Review copy provided by the publisher.
First, there is the title: the protagonist’s name is Misery. Misery Nomaki, she/they pronouns, possibly the Ninth Messiah, an orphan from a backwater planet, full of powers that should belong only to the saints–and Misery is definitely not that. So it is not a philosophical treatise about the beginnings of unhappiness, about which I feel we all know a bit too much in 2022.
What it actually is…well, do you like the kind of anime that has a never-fully-explained gonzo fantasy premise but also spacecraft pilot training sequences? Because this is structured exactly like that. The spacecraft are named seraphs and, eventually, archangels, and when the book got to the flight training sequences where the pilots had to mesh with their craft, I felt like the book had really found its genre rhythm. Loads of you absolutely love that kind of thing and don’t run into it much in prose fiction, especially not prose fiction that’s originally in English, so here you are, it is your jam.

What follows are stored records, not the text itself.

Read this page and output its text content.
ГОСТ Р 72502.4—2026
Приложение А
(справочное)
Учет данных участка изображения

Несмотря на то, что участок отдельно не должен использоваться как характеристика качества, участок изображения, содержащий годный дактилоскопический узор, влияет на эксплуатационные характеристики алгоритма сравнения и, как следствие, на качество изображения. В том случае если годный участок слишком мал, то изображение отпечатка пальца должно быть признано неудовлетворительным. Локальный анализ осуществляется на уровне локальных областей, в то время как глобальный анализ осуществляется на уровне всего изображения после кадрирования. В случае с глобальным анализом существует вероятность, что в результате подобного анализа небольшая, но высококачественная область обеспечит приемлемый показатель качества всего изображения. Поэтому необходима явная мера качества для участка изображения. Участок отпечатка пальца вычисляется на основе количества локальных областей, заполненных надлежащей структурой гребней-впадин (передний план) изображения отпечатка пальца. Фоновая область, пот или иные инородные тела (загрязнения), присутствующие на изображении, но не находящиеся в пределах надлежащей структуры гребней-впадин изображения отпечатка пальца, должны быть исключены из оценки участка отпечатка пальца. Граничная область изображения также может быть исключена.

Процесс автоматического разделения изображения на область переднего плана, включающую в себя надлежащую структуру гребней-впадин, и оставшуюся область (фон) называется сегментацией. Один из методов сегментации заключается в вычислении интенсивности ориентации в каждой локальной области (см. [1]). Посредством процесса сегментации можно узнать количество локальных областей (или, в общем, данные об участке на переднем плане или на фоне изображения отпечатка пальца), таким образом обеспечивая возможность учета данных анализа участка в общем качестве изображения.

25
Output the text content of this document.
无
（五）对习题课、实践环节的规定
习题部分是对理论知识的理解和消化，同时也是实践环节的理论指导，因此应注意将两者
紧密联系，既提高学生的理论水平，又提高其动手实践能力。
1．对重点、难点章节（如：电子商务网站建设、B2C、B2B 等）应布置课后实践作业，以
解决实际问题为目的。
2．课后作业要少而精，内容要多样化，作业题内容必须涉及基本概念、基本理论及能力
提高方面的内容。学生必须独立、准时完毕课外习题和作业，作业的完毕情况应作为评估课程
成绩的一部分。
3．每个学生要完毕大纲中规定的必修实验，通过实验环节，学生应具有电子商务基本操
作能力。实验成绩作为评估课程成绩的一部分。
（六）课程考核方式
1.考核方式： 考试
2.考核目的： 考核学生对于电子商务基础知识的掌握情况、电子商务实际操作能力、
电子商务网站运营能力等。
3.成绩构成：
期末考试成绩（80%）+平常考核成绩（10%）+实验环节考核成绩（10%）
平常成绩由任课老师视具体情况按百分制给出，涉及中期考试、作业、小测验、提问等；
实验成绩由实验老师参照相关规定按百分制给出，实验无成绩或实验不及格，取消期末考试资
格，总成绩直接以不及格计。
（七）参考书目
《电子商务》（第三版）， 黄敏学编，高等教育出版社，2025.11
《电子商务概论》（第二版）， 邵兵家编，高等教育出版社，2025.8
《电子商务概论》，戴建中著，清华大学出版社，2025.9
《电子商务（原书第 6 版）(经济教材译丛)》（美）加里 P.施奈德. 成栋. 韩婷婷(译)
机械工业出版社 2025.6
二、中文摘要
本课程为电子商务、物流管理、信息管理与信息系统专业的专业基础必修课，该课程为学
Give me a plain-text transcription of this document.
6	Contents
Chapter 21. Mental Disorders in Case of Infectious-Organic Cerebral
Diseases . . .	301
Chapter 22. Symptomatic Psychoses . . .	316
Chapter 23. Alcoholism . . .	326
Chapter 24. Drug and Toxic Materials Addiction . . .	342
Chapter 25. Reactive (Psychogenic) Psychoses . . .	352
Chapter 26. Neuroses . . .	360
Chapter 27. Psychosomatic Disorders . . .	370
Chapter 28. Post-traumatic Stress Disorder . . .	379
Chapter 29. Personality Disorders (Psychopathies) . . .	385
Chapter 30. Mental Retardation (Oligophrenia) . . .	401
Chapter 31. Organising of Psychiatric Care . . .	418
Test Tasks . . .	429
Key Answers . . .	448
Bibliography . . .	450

The other obvious comparison is to Joan of Arc: are the mysterious voices angels, devils, telepathic contact, what is going on with the religious nature of the voices Misery hears. Will they save their people? Will the Heretics defeat them? Is she…actually more like the Heretics after all? Misery has considered whether they are like their poor voidmad mother, but the Heretics are one step too far…but then why does she seem to be dreaming of one? Space fantasy adventure abounds here.